In deze bijlage worden de processen die getoetst zijn nader toegelicht
en wordt ingegaan op de toetsingscriteria. De Inspectie OOV wil weten of
de processen bedrijfszeker, effectief en tijdig worden opgestart en
uitgevoerd en normeert daarvoor bepaalde prestaties / activiteiten op
basis van het regionale ambitie niveau, de concept basisvereisten en
‘common practice’.

Kritische processen

Processen Melding, alarmering en opschaling

Het doel van het proces Opschaling is om steeds zoveel mogelijk de
juiste hoeveelheid bestrijdingspotentieel (mensen en middelen)
beschikbaar te hebben om een ramp of crisis optimaal te bestrijden. De
totale organisatie die nodig is, moet door middel van opschaling worden
opgebouwd. Behalve een toename van mensen en middelen is bij opschaling
dan ook sprake van een verandering van de structuur; de werkprocessen en
procedures naar een op grootschalige incidenten afgestemde vorm. De
opschaling is voltooid als de hoofdstructuur en alle inhoudelijke
processen volledig functioneren.

Het proces Opschaling omvat alle activiteiten gericht op het
bedrijfszeker, effectief en tijdig veranderen van het functioneren van
de parate en gemeentelijke diensten vanuit de dagelijkse situatie
(basiszorg) naar Ă©Ă©n (regionale) operationele en bestuurlijke
bestrijdingsorganisatie. Onder dit proces valt ook het effectueren van
de intergemeentelijke, interregionale en landelijke bijstand en overige
ondersteuning.

Het doel van het proces Melding en alarmering is het verkrijgen, (zo
mogelijk) verifiëren en combineren van de essentiële gegevens van een
incident, het beoordelen van de gegevens, die vertalen naar de initiële
hulp- en inzetbehoefte en het zo snel en effectief mogelijk beschikbaar
maken van die hulp.

Het proces Melding en alarmering omvat alle activiteiten gericht op het
bedrijfszeker, effectief en tijdig aannemen, verwerken en registreren
van de gegevens over het incident (aanname) en het alarmeren en/of
informeren van de juiste eenheden, functionarissen, instanties en andere
hulpbronnen (uitgifte).

Procesprestaties zijn onder andere:

essentiële gegevens die melders over het incident kunnen geven, zijn
tijdig in het GeĂŻntegreerd Meldkamer Systeem (GMS) vastgelegd;

noodzakelijke gegevens, waaronder gegevens uit het Geografisch
Informatie Systeem (GIS), zijn tijdig beschikbaar als input;

op basis van de beschikbare gegevens is de juiste initiële hulp- en
inzetbehoefte bepaald, zo snel mogelijk gealarmeerd en komt zo effectief
mogelijk beschikbaar;

het alarmeren van de sleutelfunctionarissen start zo snel mogelijk;

de alarmering en opkomst van de sleutelfunctionarissen is voldoende
bedrijfszeker en vindt plaats binnen de daarvoor vastgestelde
tijdsnormen;

de opschaling van bijstand ten behoeve van de hoofdstructuur en van de
inhoudelijke processen vindt zo snel mogelijk plaats;

het actuele niveau van de opschaling en de status van het gealarmeerde /
opkomende potentieel wordt voortdurend in het totaalbeeld
geactualiseerd;

Gecoördineerde Regionale Incidentenbestrijdings Procedure (GRIP) is
multidisciplinair afgestemd.

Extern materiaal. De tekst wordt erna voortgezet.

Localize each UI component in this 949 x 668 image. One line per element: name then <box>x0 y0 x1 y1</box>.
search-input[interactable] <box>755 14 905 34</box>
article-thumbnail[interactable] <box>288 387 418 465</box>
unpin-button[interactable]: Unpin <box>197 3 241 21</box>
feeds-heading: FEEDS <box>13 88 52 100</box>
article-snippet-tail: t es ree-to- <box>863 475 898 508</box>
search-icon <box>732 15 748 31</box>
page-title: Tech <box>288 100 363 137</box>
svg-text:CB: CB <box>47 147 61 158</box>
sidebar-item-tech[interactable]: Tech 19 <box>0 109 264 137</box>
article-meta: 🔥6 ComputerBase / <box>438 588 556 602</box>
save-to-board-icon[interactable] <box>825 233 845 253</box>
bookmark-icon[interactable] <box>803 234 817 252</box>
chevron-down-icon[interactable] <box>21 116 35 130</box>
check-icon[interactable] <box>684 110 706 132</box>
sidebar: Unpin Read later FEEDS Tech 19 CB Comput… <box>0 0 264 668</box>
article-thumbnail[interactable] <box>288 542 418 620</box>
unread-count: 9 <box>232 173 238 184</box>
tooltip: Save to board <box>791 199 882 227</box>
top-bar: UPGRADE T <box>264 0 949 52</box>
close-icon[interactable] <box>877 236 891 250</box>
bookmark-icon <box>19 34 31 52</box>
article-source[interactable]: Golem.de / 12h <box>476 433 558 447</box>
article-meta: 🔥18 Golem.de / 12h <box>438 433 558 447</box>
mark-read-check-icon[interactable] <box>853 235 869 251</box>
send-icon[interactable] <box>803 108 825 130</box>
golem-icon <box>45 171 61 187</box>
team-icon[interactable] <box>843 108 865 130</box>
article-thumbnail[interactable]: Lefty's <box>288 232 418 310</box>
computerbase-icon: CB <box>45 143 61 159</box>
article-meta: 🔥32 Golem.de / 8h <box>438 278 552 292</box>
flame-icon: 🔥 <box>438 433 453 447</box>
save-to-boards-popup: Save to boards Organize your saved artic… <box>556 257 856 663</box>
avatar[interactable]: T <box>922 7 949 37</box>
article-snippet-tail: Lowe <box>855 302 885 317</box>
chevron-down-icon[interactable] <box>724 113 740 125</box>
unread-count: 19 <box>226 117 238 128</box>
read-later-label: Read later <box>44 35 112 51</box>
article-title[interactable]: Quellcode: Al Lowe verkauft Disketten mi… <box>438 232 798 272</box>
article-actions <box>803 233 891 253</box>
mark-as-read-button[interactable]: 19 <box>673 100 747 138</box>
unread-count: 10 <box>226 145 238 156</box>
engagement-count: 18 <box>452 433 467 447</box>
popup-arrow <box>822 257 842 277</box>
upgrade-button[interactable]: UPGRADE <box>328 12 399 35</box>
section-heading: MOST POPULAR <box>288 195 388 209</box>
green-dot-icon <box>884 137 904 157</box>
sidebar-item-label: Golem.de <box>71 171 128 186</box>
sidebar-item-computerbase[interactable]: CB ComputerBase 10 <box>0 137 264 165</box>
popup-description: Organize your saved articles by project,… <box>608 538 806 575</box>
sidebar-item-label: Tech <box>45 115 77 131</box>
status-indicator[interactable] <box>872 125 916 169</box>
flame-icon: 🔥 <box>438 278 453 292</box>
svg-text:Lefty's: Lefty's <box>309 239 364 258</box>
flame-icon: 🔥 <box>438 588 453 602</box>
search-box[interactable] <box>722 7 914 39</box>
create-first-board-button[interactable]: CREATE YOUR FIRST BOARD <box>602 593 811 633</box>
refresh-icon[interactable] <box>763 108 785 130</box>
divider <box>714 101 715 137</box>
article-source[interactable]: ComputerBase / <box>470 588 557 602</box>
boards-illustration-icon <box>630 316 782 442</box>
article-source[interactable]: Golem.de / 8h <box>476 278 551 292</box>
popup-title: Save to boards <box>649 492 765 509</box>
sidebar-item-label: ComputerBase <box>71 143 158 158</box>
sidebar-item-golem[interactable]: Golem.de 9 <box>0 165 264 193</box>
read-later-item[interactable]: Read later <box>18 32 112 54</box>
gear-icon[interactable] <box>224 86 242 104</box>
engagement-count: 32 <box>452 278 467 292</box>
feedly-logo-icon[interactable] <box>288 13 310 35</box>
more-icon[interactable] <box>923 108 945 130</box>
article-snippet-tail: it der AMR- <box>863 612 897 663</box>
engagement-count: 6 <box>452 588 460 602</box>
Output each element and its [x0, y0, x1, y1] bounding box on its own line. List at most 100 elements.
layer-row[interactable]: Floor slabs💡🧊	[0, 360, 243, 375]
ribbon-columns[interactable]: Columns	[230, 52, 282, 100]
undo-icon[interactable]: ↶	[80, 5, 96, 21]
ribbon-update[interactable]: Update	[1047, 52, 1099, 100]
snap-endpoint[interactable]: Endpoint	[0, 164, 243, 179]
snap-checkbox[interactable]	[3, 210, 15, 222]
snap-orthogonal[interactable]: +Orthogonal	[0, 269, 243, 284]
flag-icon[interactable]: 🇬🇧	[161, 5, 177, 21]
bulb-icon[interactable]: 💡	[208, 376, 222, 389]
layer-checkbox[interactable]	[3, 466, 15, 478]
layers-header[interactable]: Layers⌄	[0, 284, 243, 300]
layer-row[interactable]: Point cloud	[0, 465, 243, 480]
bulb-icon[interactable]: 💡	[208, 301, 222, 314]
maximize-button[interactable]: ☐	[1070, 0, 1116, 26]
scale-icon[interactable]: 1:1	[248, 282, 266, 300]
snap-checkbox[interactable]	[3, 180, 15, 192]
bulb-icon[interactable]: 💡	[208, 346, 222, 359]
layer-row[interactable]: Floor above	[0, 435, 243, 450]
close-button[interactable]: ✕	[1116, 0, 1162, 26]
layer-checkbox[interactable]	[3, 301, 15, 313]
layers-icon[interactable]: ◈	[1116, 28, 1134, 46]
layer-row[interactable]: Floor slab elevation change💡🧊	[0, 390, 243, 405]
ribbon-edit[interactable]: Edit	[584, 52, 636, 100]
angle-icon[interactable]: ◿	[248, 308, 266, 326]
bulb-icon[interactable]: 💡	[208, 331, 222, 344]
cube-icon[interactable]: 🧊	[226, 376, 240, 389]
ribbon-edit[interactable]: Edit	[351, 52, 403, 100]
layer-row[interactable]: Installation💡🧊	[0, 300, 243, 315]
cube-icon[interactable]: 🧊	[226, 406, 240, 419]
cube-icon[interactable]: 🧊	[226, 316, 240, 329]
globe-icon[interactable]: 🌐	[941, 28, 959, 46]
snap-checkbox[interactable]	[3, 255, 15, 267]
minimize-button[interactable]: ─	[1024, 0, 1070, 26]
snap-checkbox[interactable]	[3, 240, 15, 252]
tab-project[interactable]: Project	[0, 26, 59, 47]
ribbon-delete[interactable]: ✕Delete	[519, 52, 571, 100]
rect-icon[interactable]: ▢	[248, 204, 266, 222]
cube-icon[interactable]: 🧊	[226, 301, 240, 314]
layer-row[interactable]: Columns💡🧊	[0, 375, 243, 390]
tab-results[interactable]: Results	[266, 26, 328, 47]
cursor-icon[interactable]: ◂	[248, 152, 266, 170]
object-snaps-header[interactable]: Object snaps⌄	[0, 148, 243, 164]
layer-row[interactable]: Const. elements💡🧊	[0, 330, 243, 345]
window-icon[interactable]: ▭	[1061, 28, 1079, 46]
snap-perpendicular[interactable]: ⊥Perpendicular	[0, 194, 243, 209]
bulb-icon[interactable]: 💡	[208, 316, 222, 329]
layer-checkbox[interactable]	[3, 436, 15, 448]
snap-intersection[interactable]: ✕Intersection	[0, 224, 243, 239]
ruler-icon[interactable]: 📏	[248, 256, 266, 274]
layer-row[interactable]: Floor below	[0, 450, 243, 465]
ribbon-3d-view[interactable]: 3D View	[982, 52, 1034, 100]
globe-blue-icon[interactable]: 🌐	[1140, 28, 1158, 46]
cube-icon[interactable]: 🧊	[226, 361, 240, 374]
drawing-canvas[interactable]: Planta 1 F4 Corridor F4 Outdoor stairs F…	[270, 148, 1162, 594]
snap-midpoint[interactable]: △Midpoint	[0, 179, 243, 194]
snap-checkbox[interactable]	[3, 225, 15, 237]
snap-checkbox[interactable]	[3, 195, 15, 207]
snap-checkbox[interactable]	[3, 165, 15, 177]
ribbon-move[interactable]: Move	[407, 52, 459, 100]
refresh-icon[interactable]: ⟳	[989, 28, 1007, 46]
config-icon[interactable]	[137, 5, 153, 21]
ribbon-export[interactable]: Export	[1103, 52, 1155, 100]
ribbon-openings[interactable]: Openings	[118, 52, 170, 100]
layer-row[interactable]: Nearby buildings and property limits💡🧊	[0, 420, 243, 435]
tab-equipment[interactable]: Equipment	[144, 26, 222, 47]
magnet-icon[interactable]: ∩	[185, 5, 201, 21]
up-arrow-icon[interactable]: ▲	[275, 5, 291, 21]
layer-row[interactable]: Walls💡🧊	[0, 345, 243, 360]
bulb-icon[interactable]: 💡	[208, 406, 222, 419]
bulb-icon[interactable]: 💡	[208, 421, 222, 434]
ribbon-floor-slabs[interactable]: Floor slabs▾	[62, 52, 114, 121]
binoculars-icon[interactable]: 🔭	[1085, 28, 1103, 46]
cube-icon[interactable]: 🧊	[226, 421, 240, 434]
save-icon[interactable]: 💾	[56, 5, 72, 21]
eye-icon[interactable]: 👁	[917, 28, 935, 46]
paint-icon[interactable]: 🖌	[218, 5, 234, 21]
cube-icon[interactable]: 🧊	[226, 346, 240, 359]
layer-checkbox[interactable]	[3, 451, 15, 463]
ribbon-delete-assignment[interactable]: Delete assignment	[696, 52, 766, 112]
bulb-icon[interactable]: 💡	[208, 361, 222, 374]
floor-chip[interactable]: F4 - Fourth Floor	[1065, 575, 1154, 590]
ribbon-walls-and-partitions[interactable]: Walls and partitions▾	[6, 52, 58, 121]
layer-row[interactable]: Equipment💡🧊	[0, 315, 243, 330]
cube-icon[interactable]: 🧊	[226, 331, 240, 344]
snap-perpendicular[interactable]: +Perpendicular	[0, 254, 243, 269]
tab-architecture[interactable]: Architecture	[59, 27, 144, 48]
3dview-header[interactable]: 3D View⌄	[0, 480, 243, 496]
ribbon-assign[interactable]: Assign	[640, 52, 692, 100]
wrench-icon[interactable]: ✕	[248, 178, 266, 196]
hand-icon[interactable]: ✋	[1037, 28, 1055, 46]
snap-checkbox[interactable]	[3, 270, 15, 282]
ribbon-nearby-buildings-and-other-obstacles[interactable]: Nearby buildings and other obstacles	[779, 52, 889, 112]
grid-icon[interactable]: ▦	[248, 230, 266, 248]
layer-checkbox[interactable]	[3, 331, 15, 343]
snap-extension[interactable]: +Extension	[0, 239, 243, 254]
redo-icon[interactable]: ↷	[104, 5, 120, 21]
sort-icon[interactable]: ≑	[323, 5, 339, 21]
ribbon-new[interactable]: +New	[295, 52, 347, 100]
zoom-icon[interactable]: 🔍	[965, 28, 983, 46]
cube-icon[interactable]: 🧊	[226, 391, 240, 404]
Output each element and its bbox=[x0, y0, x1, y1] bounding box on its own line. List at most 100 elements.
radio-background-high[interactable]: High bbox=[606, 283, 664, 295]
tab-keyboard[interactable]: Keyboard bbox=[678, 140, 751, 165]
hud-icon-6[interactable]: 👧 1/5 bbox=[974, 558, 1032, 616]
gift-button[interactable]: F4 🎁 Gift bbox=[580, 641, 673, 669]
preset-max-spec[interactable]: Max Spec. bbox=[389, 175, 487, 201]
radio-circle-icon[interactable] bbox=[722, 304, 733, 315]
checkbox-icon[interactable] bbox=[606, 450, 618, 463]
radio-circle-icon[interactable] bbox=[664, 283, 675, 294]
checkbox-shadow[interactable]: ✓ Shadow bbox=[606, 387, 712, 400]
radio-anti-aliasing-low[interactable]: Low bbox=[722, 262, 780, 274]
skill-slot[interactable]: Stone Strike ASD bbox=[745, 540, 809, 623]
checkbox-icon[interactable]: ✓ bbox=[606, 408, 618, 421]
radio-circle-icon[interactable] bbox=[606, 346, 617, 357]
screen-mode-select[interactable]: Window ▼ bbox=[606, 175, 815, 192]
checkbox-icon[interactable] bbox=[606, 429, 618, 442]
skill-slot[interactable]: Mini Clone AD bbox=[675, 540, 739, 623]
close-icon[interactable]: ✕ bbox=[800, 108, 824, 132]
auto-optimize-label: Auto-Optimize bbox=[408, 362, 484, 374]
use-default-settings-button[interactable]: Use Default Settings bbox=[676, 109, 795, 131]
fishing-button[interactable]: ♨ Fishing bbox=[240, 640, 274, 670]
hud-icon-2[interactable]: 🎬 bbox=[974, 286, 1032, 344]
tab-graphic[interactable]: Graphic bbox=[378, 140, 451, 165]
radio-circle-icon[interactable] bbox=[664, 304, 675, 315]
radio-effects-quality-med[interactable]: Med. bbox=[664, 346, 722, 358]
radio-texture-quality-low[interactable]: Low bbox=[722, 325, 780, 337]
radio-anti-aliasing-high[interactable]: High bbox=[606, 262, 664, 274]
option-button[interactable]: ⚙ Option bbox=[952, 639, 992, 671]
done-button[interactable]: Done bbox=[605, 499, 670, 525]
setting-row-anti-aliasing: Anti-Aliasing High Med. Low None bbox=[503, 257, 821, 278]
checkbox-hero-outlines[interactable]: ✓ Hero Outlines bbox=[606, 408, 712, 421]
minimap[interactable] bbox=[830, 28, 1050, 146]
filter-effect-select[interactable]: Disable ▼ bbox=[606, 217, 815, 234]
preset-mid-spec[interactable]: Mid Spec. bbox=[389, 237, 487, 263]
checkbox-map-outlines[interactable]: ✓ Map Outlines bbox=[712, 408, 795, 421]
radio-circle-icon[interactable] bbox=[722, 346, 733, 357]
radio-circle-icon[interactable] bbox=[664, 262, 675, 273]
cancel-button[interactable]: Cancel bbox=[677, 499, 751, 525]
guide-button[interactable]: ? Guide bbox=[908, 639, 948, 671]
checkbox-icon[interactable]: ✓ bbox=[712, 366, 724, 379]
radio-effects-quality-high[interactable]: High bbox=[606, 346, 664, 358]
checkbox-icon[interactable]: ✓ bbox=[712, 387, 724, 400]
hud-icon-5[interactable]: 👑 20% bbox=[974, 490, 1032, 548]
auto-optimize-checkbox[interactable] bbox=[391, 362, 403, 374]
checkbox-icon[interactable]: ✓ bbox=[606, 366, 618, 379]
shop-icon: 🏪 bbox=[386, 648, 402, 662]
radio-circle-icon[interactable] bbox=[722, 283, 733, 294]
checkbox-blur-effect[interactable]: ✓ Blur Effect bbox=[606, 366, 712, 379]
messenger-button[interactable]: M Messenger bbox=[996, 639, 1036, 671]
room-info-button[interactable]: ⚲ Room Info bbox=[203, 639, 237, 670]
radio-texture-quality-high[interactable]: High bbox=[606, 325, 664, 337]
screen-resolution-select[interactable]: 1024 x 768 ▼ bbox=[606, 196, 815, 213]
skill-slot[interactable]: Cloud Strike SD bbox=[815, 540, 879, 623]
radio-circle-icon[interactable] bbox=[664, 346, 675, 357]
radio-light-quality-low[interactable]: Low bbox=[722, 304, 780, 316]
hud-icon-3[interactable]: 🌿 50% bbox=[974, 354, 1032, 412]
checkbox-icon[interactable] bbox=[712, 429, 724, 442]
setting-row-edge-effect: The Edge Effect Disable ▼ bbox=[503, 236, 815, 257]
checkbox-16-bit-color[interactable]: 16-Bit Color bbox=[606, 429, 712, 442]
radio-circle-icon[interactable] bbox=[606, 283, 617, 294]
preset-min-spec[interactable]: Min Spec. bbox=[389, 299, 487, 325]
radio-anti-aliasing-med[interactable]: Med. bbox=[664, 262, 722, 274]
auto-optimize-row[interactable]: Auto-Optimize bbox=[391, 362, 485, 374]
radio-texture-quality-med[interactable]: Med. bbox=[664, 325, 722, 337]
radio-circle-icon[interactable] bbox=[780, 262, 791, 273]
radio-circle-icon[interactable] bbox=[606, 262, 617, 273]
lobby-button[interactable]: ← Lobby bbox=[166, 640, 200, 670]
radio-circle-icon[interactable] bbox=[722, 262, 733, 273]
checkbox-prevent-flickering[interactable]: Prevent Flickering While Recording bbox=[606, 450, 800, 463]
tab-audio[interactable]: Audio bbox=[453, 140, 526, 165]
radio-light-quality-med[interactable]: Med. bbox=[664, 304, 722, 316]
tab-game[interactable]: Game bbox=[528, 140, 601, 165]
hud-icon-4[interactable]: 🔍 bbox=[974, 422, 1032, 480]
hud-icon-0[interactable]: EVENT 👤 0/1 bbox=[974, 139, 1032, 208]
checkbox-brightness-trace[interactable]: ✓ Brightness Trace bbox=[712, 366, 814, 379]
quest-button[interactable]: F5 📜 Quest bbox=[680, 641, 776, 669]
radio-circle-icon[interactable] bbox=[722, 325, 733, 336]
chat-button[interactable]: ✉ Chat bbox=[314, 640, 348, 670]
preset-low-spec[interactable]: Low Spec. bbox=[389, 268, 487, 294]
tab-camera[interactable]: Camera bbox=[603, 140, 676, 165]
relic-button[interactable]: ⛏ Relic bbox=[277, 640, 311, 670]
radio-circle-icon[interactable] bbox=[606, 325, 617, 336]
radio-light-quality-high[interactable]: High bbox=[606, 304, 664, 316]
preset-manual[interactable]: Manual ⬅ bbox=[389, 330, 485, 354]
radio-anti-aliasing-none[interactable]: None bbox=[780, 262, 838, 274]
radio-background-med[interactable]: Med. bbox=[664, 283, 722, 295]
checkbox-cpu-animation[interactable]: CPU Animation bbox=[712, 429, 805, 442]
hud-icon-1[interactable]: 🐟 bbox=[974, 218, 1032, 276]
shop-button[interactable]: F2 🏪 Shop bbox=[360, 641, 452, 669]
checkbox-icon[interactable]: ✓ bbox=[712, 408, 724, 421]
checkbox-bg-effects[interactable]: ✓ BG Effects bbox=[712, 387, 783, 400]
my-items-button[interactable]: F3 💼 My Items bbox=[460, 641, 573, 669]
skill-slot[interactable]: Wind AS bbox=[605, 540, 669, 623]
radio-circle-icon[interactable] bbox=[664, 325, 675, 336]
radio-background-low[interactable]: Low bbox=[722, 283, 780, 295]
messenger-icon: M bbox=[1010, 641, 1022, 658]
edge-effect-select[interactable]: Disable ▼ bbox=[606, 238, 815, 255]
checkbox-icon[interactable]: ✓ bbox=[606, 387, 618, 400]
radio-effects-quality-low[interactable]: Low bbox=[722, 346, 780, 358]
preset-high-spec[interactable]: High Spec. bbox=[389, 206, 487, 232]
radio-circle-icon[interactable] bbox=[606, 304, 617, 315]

GRIP-opschalingen worden multidisciplinair
gevolgd.

Proces Leiding en coördinatie

Het doel van het proces Leiding en coördinatie is het zo optimaal
mogelijk bestrijden van een grootschalig incident. Het moet voorzien in
de inzet (van mensen, middelen en structuren) en het leveren van de
‘bestrijdingsprestaties’ door een effectieve aansturing van alle
betrokken diensten, sleutelfunctionarissen en eenheden te waarborgen.
Effectief wil in deze context zeggen dat het totale potentieel - dat op
een bepaald moment aanwezig is - zodanig en in onderlinge afstemming
wordt ingezet, dat de noodzakelijke bestrijdings- en ondersteunende
activiteiten zo snel en effectief mogelijk en in de juiste
prioriteitsvolgorde worden uitgevoerd. Dit met een zo beperkt mogelijk
risico voor de bestrijders en derden.

Het proces Leiding en coördinatie behelst voor alle disciplines
(horizontaal) en voor alle niveaus (verticaal) het in onderlinge
samenhang vaststellen van de wijze van bestrijden van het incident
(besluitvorming), het coördineren van en leiding geven aan de
feitelijke bestrijding c.q. aan de inhoudelijke
rampbestrijdingsprocessen, het monitoren van de resultaten en het op
basis hiervan beoordelen en bijstellen van de bestrijding.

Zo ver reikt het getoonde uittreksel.